- Born: July 1, 1869 Cincinnati, Ohio, U.S.
- Died: September 26, 1946 (aged 77) Poughkeepsie, New York, US.
- Burial place: Pleasant Grove Cemetery, Ithaca, New York
- Known for: The Elements of Style
- Title: Professor of English at Cornell University
- Children: 3, including Oliver Strunk

Academic background
- Education: University of Cincinnati (BA) Cornell University (PhD)

Academic work
- Institutions: Rose Polytechnic Institute; Cornell University;

= William Strunk Jr. =

American professor of English language (1869–1946)

William Strunk Jr. (July 1, 1869 – September 26, 1946) was an American professor of English at Cornell University and the author of The Elements of Style (1918). After his former student E. B. White revised and extended the book, The Elements of Style became an influential guide to writing in the English language, informally known as "Strunk & White".

==Life and career==
William Strunk was born and reared in Cincinnati, Ohio, the eldest of the four surviving children of William and Ella Garretson Strunk. He earned a bachelor's degree at the University of Cincinnati in 1890 and a PhD at Cornell University in 1896. He spent the academic year 1898–99 at the Sorbonne and the Collège de France, where he studied morphology and philology.

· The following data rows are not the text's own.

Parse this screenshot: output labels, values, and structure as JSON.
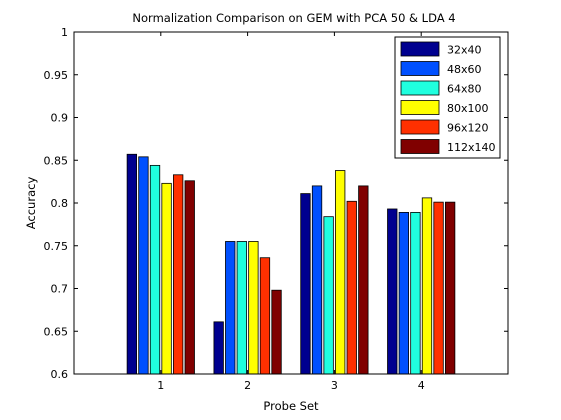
{
  "chart_data": {
    "type": "bar",
    "title": "Normalization Comparison on GEM with PCA 50 & LDA 4",
    "xlabel": "Probe Set",
    "ylabel": "Accuracy",
    "categories": [
      "1",
      "2",
      "3",
      "4"
    ],
    "xlim": [
      0,
      5
    ],
    "ylim": [
      0.6,
      1.0
    ],
    "yticks": [
      "0.6",
      "0.65",
      "0.7",
      "0.75",
      "0.8",
      "0.85",
      "0.9",
      "0.95",
      "1"
    ],
    "legend_position": "top-right",
    "grid": false,
    "series": [
      {
        "name": "32x40",
        "color": "#00008f",
        "values": [
          0.857,
          0.661,
          0.811,
          0.793
        ]
      },
      {
        "name": "48x60",
        "color": "#0050ff",
        "values": [
          0.854,
          0.755,
          0.82,
          0.789
        ]
      },
      {
        "name": "64x80",
        "color": "#20ffdf",
        "values": [
          0.844,
          0.755,
          0.784,
          0.789
        ]
      },
      {
        "name": "80x100",
        "color": "#ffff00",
        "values": [
          0.823,
          0.755,
          0.838,
          0.806
        ]
      },
      {
        "name": "96x120",
        "color": "#ff3000",
        "values": [
          0.833,
          0.736,
          0.802,
          0.801
        ]
      },
      {
        "name": "112x140",
        "color": "#800000",
        "values": [
          0.826,
          0.698,
          0.82,
          0.801
        ]
      }
    ]
  }
}
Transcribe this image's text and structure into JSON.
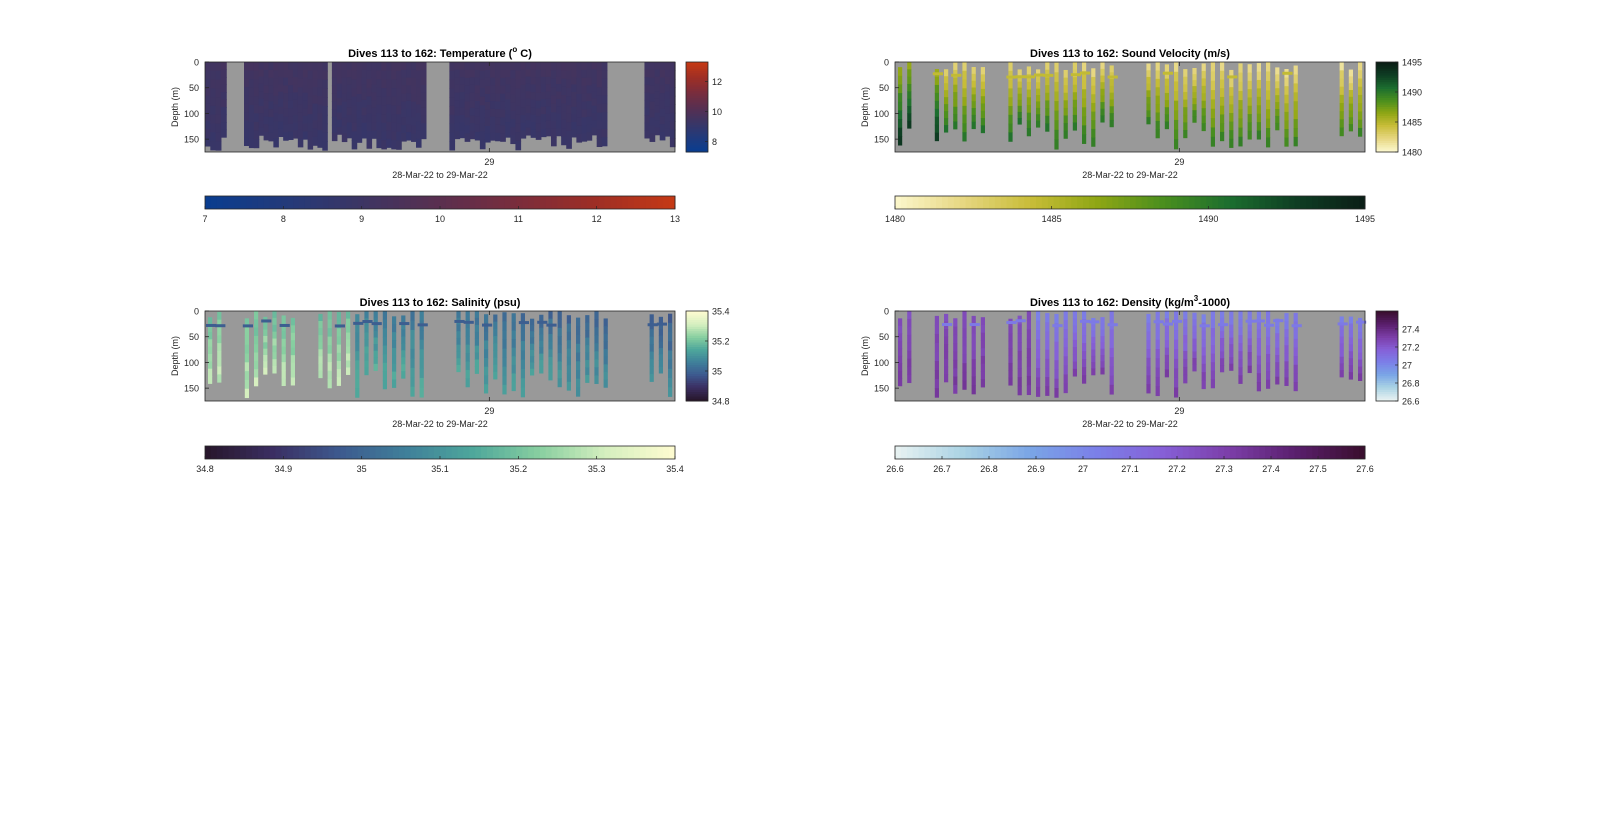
{
  "chart_data": [
    {
      "type": "heatmap",
      "title_prefix": "Dives 113 to 162: Temperature (",
      "title_sup": "o",
      "title_suffix": " C)",
      "ylabel": "Depth (m)",
      "xtick_label": "29",
      "xlabel": "28-Mar-22 to 29-Mar-22",
      "y_ticks": [
        "0",
        "50",
        "100",
        "150"
      ],
      "ylim": [
        0,
        175
      ],
      "colormap": [
        "#0a3d8f",
        "#233a7a",
        "#3d3563",
        "#5a2f4f",
        "#7a2d3c",
        "#9e2e25",
        "#c43915"
      ],
      "cbar_right_ticks": [
        "12",
        "10",
        "8"
      ],
      "cbar_bottom_ticks": [
        "7",
        "8",
        "9",
        "10",
        "11",
        "12",
        "13"
      ],
      "clim": [
        7,
        13
      ],
      "background_fill": "#2f3160"
    },
    {
      "type": "heatmap",
      "title_prefix": "Dives 113 to 162: Sound Velocity (m/s)",
      "title_sup": "",
      "title_suffix": "",
      "ylabel": "Depth (m)",
      "xtick_label": "29",
      "xlabel": "28-Mar-22 to 29-Mar-22",
      "y_ticks": [
        "0",
        "50",
        "100",
        "150"
      ],
      "ylim": [
        0,
        175
      ],
      "colormap": [
        "#fbf6c9",
        "#e6d680",
        "#c8bd38",
        "#8fa614",
        "#4a8f1e",
        "#1c6e2f",
        "#0e3e23",
        "#0b1f17"
      ],
      "cbar_right_ticks": [
        "1495",
        "1490",
        "1485",
        "1480"
      ],
      "cbar_bottom_ticks": [
        "1480",
        "1485",
        "1490",
        "1495"
      ],
      "clim": [
        1480,
        1495
      ],
      "background_fill": null
    },
    {
      "type": "heatmap",
      "title_prefix": "Dives 113 to 162: Salinity (psu)",
      "title_sup": "",
      "title_suffix": "",
      "ylabel": "Depth (m)",
      "xtick_label": "29",
      "xlabel": "28-Mar-22 to 29-Mar-22",
      "y_ticks": [
        "0",
        "50",
        "100",
        "150"
      ],
      "ylim": [
        0,
        175
      ],
      "colormap": [
        "#28172c",
        "#3b2f63",
        "#3d5a8f",
        "#3f809a",
        "#4ea79b",
        "#88cfa0",
        "#d5efbf",
        "#fdfbd0"
      ],
      "cbar_right_ticks": [
        "35.4",
        "35.2",
        "35",
        "34.8"
      ],
      "cbar_bottom_ticks": [
        "34.8",
        "34.9",
        "35",
        "35.1",
        "35.2",
        "35.3",
        "35.4"
      ],
      "clim": [
        34.8,
        35.4
      ],
      "background_fill": null
    },
    {
      "type": "heatmap",
      "title_prefix": "Dives 113 to 162: Density (kg/m",
      "title_sup": "3",
      "title_suffix": "-1000)",
      "ylabel": "Depth (m)",
      "xtick_label": "29",
      "xlabel": "28-Mar-22 to 29-Mar-22",
      "y_ticks": [
        "0",
        "50",
        "100",
        "150"
      ],
      "ylim": [
        0,
        175
      ],
      "colormap": [
        "#e6f1f1",
        "#a9d2e4",
        "#7aa5e6",
        "#7b7fe8",
        "#8660d7",
        "#7c3ea8",
        "#5a1f6d",
        "#3a0f2f"
      ],
      "cbar_right_ticks": [
        "27.4",
        "27.2",
        "27",
        "26.8",
        "26.6"
      ],
      "cbar_bottom_ticks": [
        "26.6",
        "26.7",
        "26.8",
        "26.9",
        "27",
        "27.1",
        "27.2",
        "27.3",
        "27.4",
        "27.5",
        "27.6"
      ],
      "clim": [
        26.6,
        27.6
      ],
      "background_fill": null
    }
  ]
}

Strunk first taught mathematics at Rose Polytechnical Institute in Terre Haute, Indiana in 1890–91. He then taught English at Cornell for 46 years, and was elected to Phi Beta Kappa, disdaining specialization and becoming an expert in both classical and non-English literature. In 1922 he published English Metres, a study of poetic metrical form, and he compiled critical editions of Cynewulf's Juliana, several works of Dryden, James Fenimore Cooper's Last of the Mohicans, and several Shakespearean plays. Strunk was also active in a gathering known as the Manuscript Club, an "informal Saturday-night gathering of students and professors interested in writing," where he met "a sensitive and deeply thoughtful young man named Elwyn Brooks White."

In 1935–36, Strunk enjoyed serving as the literary consultant for the Metro-Goldwyn-Mayer film Romeo and Juliet (1936). In the studio he was known as "the professor," in part because, with his three-piece suit and wire-rim spectacles, he "looked as though he'd been delivered to the set from MGM's casting department."

In 1918, Strunk privately published The Elements of Style for the use of his Cornell students, who gave it its nickname, "the little book." Strunk intended the guide "to lighten the task of instructor and student by concentrating attention ... on a few essentials, the rules of usage and principles of composition most commonly violated." In 1935, Strunk and Edward A. Tenney revised and published the guide as The Elements and Practice of Composition (1935).

In his New Yorker column of July 27, 1957, E. B. White praised the "little book" as a "forty-three-page summation of the case for cleanliness, accuracy, and brevity in the use of English." Macmillan and Company then commissioned White to revise the 1935 edition for republication under Strunk's original title. His expansion and modernization sold more than two million copies. Since 1959, total sales of the three editions have exceeded ten million copies.

In 1900, Strunk married Olivia Emilie Locke, with whom he had three children, including the noted musicologist Oliver Strunk. William Strunk retired from Cornell in 1937. In 1945 he suffered a mental breakdown, diagnosed as "senile psychosis", and died less than a year later at the Hudson River Psychiatric Institute in Poughkeepsie, New York. Strunk's Cornell obituary noted that his friends and former students remembered "his kindness, his helpfulness as a teacher and colleague, [and] his boyish lack of envy and guile".